Use of information from sources other than randomised clinical trials

Data from controlled clinical trials should be used to inform guidelines whenever possible, but such trials do not, and sometimes cannot, provide all the information required to make a balanced judgement of the efficacy and safety of competing drugs. This is particularly true for assessing the adverse effects of a drug which may increase with duration of treatment, as with oral corticosteroids. A rare but serious adverse effect such as aplastic anaemia with chloramphenicol also needs to be considered when producing guidelines. But how does a very rare risk of an arrhythmia or Churg-Strauss syndrome compare with a more widespread increase in the risk of osteoporosis 20 or 30 years later? Assessment of the importance of such effects is difficult, as instanced by the range of views on the importance of systemic effects from long term use of inhaled corticosteroids. This does not mean that the questions are unimportant nor that the effects are necessarily trivial.

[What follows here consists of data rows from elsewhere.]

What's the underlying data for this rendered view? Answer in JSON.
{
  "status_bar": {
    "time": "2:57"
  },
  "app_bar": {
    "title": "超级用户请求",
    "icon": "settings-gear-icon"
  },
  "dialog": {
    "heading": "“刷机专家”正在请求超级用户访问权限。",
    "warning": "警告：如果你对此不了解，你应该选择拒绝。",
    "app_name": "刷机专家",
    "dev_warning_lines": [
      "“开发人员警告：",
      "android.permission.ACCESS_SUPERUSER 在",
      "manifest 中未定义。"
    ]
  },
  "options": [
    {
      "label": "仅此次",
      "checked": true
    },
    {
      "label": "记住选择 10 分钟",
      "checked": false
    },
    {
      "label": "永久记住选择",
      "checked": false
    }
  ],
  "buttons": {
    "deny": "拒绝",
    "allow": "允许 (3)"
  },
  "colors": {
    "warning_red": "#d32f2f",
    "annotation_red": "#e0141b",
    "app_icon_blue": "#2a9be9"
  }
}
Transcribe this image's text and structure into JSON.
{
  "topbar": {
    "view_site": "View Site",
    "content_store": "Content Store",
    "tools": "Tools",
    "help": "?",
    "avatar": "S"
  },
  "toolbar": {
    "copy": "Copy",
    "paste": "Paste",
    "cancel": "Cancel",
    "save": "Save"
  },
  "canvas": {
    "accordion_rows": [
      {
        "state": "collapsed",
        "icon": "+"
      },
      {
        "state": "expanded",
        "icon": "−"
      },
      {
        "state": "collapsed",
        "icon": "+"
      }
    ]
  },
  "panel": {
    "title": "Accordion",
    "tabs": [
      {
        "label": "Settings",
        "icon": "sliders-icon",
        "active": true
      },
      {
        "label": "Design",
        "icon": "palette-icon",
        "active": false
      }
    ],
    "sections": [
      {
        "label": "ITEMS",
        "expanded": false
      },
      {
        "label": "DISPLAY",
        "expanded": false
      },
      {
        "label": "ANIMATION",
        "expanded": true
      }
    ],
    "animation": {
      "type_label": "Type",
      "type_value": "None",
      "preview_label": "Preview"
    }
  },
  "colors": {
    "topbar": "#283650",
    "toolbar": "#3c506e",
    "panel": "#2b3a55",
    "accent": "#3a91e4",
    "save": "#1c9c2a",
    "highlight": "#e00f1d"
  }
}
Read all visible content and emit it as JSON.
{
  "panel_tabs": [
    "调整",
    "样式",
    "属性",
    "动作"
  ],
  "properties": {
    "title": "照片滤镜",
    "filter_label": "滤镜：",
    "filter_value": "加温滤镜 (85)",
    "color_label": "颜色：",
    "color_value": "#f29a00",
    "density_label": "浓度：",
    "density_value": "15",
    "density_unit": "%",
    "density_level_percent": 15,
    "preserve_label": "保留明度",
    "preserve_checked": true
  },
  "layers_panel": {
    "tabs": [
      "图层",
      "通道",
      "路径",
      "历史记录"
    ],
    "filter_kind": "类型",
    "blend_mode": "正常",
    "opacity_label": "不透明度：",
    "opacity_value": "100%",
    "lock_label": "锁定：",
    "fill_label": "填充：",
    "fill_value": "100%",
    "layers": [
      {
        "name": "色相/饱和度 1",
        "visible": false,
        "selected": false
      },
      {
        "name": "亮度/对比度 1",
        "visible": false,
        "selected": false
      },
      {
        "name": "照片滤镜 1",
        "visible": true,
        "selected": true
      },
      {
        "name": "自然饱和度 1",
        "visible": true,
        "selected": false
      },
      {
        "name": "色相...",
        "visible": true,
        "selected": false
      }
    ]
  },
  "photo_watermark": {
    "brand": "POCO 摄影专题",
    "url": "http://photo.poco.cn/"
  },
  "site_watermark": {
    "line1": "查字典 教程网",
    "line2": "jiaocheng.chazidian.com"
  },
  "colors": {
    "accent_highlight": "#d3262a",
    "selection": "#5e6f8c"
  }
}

Responsible prescribing attempts to take such long term effects into account, something we do every day when advising or prescribing to patients. Guidelines need to do the same, presumably by a sensible assessment of the evidence that is available, albeit evidence that is less robust than that obtained from randomised trials. This is much more difficult than summarising the findings of controlled trials and the challenge perhaps is to be able to summarise the way we make these decisions and judgements more explicitly.

Conclusion

Step 3 is likely to remain the most contentious area of the asthma guidelines. Some of the difficulties in determining the positioning of drugs in the guidelines are due to problems that will always be difficult to answer, such as assessing a rare risk and balancing risks and benefit. Others, however, are due to a paucity of appropriate large comparative studies in relevant patients. Well designed studies comparing the different drugs available in appropriate patients will help to determine their efficacy and safety relative to each other. Other approaches such as post-marketing surveillance may be required to determine the longer term effects of the drugs. Treatment for asthma is often taken for decades, if not throughout life, so the long term effects—beneficial and adverse—are important considerations when positioning a drug in the guidelines.